Tinta Rakyat Nusantara.Com, Pontianak – Persatuan Wartawan Indonesia (PWI) Provinsi Kalimantan Barat menyatakan keprihatinan mendalam atas dugaan intimidasi yang dialami wartawan anggota PWI Kabupaten Ketapang, A. Hamdani, beserta keluarganya, menyusul pemberitaan mengenai dugaan makanan tidak layak konsumsi dalam program Satuan Pelayanan Pemenuhan Gizi (SPPG) di Kabupaten Ketapang.
PWI Kalbar menegaskan bahwa setiap keberatan atau sengketa terhadap suatu pemberitaan seharusnya diselesaikan melalui mekanisme yang telah diatur dalam Undang-Undang Nomor 40 Tahun 1999 tentang Pers, yakni dengan menggunakan hak jawab, hak koreksi, atau menempuh jalur hukum apabila terdapat dugaan pelanggaran. Segala bentuk tekanan, intimidasi, maupun tindakan yang mengganggu keamanan wartawan dan keluarganya dinilai tidak dapat dibenarkan.
Wakil Ketua Bidang Advokasi PWI Kalimantan Barat, L. Sahat Tinambunan, menegaskan bahwa wartawan memiliki perlindungan hukum dalam menjalankan tugas jurnalistik demi memenuhi hak masyarakat memperoleh informasi.
"Kami sangat prihatin apabila benar telah terjadi tindakan intimidasi terhadap rekan wartawan beserta keluarganya.

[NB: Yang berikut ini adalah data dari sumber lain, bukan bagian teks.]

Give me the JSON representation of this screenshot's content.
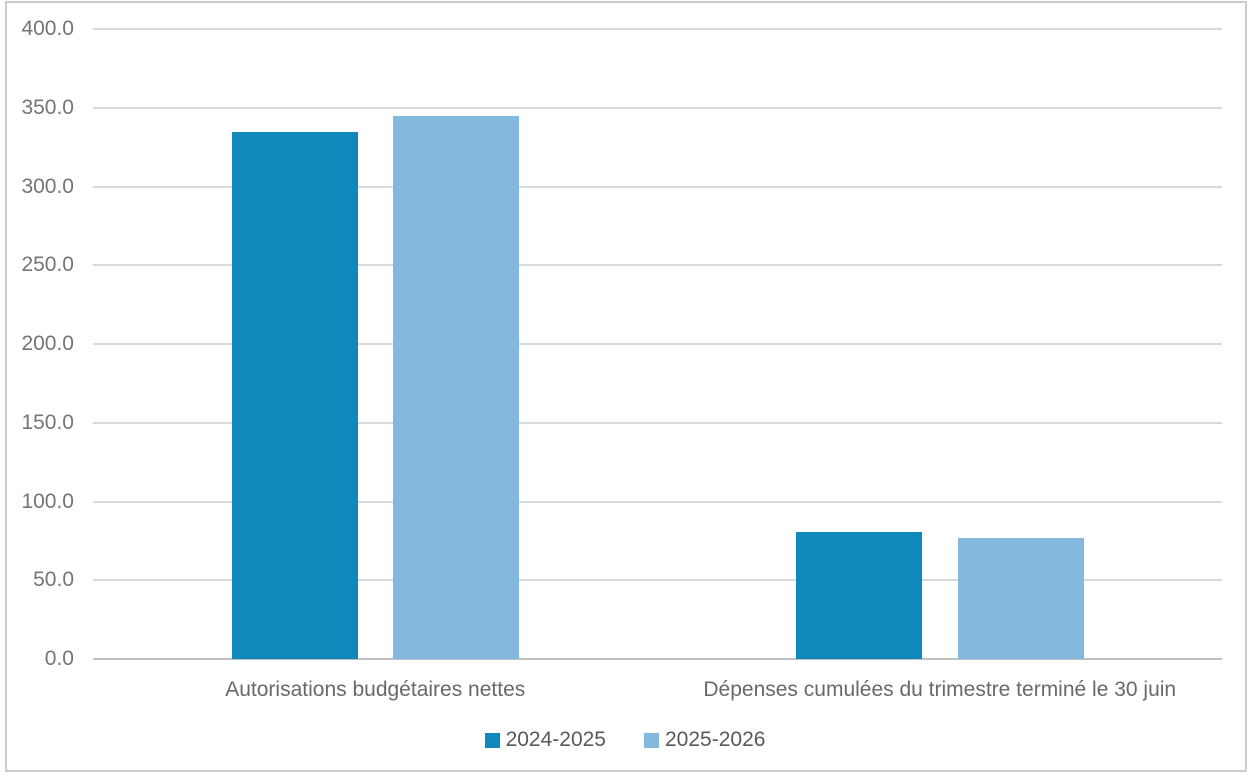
{
  "chart_data": {
    "type": "bar",
    "title": "",
    "categories": [
      "Autorisations budgétaires nettes",
      "Dépenses cumulées du trimestre terminé le 30 juin"
    ],
    "series": [
      {
        "name": "2024-2025",
        "color": "#0F89BC",
        "values": [
          334.8,
          80.4
        ]
      },
      {
        "name": "2025-2026",
        "color": "#84B9DF",
        "values": [
          345.0,
          77.0
        ]
      }
    ],
    "ylim": [
      0,
      400
    ],
    "ytick_step": 50,
    "ytick_labels": [
      "400.0",
      "350.0",
      "300.0",
      "250.0",
      "200.0",
      "150.0",
      "100.0",
      "50.0",
      "0.0"
    ],
    "grid": true,
    "legend_position": "bottom"
  },
  "style": {
    "gridline_color": "#D9D9D9",
    "axis_line_color": "#C0C0C0",
    "tick_text_color": "#757575",
    "category_text_color": "#696969",
    "legend_text_color": "#595959",
    "frame_border_color": "#CCCCCC",
    "background": "#FFFFFF"
  }
}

Persoalan pemberitaan tidak boleh diselesaikan dengan tekanan atau pengerahan massa. Negara telah menyediakan mekanisme penyelesaian sengketa pers melalui hak jawab, hak koreksi, maupun proses hukum yang berlaku," ujar Sahat.

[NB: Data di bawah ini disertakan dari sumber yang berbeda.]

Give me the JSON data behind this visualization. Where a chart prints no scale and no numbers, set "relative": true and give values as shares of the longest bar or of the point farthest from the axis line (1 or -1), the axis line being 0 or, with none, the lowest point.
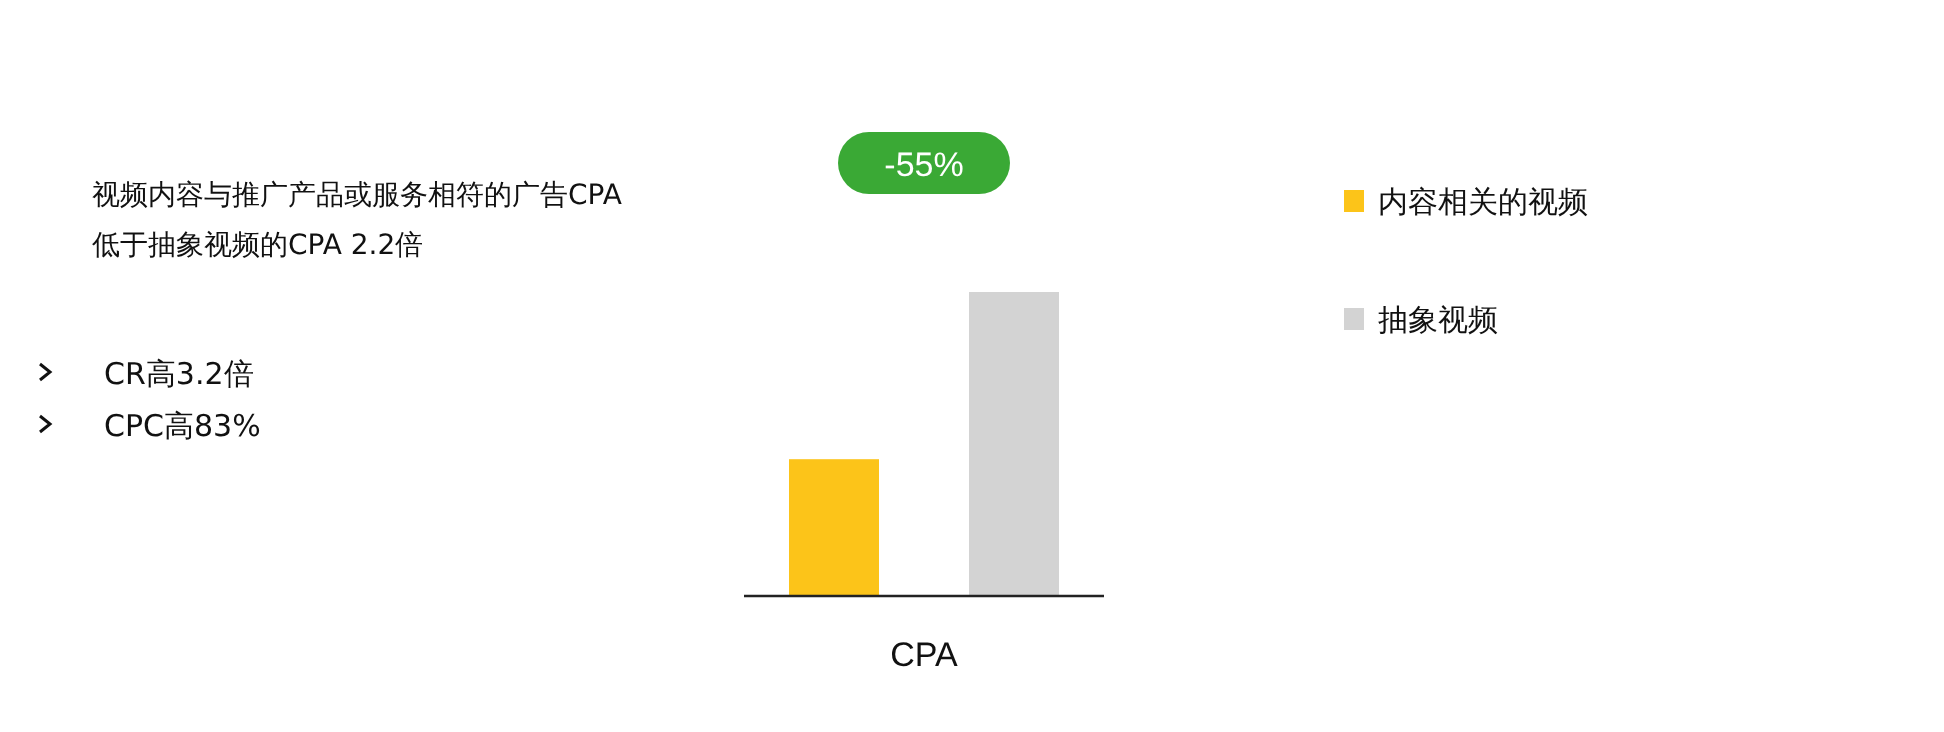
{
  "chart_data": {
    "type": "bar",
    "relative": true,
    "categories": [
      "CPA"
    ],
    "series": [
      {
        "name": "内容相关的视频",
        "color": "#fcc419",
        "values": [
          0.45
        ]
      },
      {
        "name": "抽象视频",
        "color": "#d3d3d3",
        "values": [
          1
        ]
      }
    ],
    "legend": "right",
    "annotations": [
      "视频内容与推广产品或服务相符的广告CPA\n低于抽象视频的CPA 2.2倍",
      "CR高3.2倍",
      "CPC高83%",
      "-55%"
    ]
  }
}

Menurutnya, keluarga wartawan tidak seharusnya menjadi sasaran dalam persoalan yang berkaitan dengan karya jurnalistik.
"Apabila ada pihak yang merasa dirugikan oleh suatu pemberitaan, silakan menggunakan jalur yang telah diatur dalam Undang-Undang Pers. Jangan sampai istri, anak, atau keluarga wartawan mengalami tekanan psikologis akibat persoalan yang seharusnya dapat diselesaikan secara bermartabat," tambahnya.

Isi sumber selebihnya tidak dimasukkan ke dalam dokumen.